Without question, Dr. Dao’s refusal to comply with United’s mandate to deplane was foolish. He did not choose wisely, and paid a price. United Airlines management also did not choose wisely and also paid a price.
What’s most disturbing, is not that a passenger was physically dragged off a plane, but that United management was incapable or unwilling to figure out that if a passenger were physically dragged off a plane, someone would shoot a video of it and it would become a publicity nightmare.
Monday morning quarterbacking is always easy, so I don’t pretend to have all the answers.

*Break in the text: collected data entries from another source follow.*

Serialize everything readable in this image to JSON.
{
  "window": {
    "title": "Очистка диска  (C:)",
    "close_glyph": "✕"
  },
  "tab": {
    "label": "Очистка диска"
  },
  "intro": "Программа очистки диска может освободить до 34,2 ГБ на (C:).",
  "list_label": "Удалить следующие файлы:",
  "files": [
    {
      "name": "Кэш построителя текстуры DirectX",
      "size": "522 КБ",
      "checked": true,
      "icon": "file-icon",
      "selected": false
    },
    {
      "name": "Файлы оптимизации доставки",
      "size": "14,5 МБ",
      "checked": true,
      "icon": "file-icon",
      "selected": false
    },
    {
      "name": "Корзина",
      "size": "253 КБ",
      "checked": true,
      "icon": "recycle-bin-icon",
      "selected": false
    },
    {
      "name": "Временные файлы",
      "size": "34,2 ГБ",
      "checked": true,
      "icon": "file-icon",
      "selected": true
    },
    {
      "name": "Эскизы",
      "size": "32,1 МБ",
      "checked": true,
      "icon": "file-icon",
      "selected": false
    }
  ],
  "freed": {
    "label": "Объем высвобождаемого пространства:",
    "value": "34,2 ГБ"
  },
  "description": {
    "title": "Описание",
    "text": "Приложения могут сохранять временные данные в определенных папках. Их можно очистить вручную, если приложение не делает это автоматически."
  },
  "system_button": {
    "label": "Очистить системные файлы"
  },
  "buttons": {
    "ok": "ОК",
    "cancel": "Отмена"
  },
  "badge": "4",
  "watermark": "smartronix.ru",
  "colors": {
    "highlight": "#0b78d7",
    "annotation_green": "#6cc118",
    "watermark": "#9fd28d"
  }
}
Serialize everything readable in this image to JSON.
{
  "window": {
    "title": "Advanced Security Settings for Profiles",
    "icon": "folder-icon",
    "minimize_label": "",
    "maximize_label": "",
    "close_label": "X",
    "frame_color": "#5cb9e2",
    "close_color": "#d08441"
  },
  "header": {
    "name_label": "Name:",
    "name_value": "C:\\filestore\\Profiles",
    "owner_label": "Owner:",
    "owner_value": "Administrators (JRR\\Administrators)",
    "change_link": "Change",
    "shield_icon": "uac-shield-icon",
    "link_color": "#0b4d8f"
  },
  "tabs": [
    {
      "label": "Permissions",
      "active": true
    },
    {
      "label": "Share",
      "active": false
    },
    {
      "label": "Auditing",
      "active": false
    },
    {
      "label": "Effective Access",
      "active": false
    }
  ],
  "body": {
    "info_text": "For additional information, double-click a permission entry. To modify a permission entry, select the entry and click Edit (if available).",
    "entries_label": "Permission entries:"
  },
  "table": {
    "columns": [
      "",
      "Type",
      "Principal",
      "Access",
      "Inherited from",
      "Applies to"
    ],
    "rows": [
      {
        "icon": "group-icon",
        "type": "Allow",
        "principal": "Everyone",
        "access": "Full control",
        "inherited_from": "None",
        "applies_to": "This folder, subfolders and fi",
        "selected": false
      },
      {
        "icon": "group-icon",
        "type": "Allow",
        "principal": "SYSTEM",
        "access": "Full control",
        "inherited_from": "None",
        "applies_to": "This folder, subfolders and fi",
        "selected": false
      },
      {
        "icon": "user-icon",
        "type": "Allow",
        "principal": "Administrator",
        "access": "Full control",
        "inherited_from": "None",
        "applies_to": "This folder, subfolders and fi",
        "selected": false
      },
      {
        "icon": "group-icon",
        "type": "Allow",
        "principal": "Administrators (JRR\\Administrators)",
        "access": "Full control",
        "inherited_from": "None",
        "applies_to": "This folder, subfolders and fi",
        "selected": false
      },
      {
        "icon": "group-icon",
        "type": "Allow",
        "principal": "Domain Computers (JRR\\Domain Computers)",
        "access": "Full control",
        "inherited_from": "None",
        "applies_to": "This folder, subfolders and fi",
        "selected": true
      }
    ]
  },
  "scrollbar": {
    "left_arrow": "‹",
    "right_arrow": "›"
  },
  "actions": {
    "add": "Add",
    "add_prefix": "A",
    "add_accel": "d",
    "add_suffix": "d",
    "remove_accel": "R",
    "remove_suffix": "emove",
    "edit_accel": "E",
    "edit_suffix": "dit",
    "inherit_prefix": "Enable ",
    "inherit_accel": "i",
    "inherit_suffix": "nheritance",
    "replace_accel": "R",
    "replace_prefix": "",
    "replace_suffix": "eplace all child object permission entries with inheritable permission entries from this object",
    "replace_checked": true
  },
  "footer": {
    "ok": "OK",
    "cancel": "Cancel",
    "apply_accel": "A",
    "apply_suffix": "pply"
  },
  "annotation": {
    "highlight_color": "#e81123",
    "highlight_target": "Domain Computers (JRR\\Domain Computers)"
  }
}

I do, however, have a number of questions.
Although doctors aren’t more important than people of other professions, there is a very real possibility that a doctor’s timely arrival at his or her destination could be a matter of life or death. Did United ever consider that in establishing its passenger removal policy?
The passenger who was removed was traveling with his wife and an assortment of children. Did United management ask if another member of the group would be willing to take a later flight?
Does United management consider choosing a different passenger if the one who is “randomly chosen” to be forced off a flight is enroute to a critical appointment for medical care?
Has United management ever considered instituting an intelligent policy for handling passengers who refuse to give up their seats? (Surely, this isn’t the first time this has occurred.)
Did Oscar Munoz (United’s CEO) really believe that branding the passenger who was forcefully removed as “disruptive and belligerent” would quell the uproar- considering that the video circulating on the internet showed him as being anything but?
United management’s first response was that the flight was overbooked. Subsequently, it stated that overbooking wasn’t the issue, it needed four seats for a flight crew that had to get to work in the flight’s destination city. Which is it?
In the aftermath, the overriding response is, “We’ve all learned a lesson from this.” That may be true, and in the future, passengers may literally run off a plane when they are selected to give up their seats. However, right or wrong, for many more airline customers, the lasting lesson will be, “Don’t fly United.”